Sehingga penyebab banyak sinetron berkualitas tidak jadi tayang atau berhenti di tengah-tengah. Dilihat dari hal tersebut, sejujurnya kualitas serial di Indonesia sendiri tidak jauh lebih baik dari anime dulu, bahkan lebih buruk. Seringkali tayangan sinetron lebih banyak membawa pengaruh negatif terhadap perkembangan otak.

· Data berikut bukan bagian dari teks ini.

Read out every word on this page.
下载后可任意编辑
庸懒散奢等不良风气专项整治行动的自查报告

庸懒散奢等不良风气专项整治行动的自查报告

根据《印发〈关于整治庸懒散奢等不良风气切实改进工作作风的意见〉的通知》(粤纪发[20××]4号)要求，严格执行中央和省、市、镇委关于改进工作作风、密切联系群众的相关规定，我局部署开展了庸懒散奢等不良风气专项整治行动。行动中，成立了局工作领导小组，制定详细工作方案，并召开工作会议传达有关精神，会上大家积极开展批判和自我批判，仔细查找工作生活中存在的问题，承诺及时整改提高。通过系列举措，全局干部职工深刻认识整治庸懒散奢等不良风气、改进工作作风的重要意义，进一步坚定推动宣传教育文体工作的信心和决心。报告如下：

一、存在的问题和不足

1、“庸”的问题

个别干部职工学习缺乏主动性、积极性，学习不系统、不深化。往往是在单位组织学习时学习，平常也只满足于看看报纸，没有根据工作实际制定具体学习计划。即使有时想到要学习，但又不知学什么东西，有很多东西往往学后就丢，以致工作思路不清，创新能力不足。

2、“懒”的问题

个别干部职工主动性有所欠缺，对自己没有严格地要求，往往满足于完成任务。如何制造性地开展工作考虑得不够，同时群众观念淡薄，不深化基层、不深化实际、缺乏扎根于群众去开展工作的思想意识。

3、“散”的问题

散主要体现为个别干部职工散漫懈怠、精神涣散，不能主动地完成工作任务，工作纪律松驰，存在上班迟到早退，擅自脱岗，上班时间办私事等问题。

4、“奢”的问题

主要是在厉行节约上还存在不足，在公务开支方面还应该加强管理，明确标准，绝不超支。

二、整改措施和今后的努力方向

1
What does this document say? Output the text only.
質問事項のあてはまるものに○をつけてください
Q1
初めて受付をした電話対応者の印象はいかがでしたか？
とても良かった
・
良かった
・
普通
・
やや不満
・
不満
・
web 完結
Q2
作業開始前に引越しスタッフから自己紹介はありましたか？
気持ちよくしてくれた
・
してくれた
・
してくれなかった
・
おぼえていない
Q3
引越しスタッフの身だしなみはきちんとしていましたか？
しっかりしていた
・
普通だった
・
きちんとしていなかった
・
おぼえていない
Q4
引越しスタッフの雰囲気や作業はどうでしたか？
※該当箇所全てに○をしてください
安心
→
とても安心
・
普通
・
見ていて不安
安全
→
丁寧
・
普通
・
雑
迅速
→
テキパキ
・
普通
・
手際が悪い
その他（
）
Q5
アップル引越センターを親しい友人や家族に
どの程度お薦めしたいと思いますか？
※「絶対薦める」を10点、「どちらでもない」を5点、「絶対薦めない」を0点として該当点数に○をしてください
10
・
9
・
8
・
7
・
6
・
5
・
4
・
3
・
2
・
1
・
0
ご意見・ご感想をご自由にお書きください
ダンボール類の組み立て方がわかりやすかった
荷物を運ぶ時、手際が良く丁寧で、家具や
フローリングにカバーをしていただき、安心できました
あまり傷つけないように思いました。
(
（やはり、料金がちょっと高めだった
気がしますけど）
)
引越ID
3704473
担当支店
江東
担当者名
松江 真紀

Yang ditayangkan kebanyakan adalah percintaan, gaya hidup konsumtif hingga obrol-obrolan yang tidak berkualitas serta tidak mendidik. Hal ini dapat dilihat dari cara penerapan di kehidupan kita. Dalam banyak sinetron ditemui anak-anak sekolah yang memakai seragam tidak rapih, dugem, mabuk-mabukan, perkelahian karena memperebutkan pacar, dan sikap orangtua yang sadis dan gemar menyiksa.

Selain itu, banyaknya adegan dalam sinetrn yang tidak masuk akal. Misalnya, adegan tabrak lari adalah adegan favorit untuk “membunuh” salah satu tokoh dalam sinetron, karena proses shooting yang mudah dibandingkan dengan cara lainnya. Namun, yang menjadi masalah adalah proses saat tabrak lari tersebut. Seseorang yang sedang menyeberng jalan dengan melamun, tiba-tiba ada mobil atau truk yang berjalan dengan cepat sambil membunyikan klakson.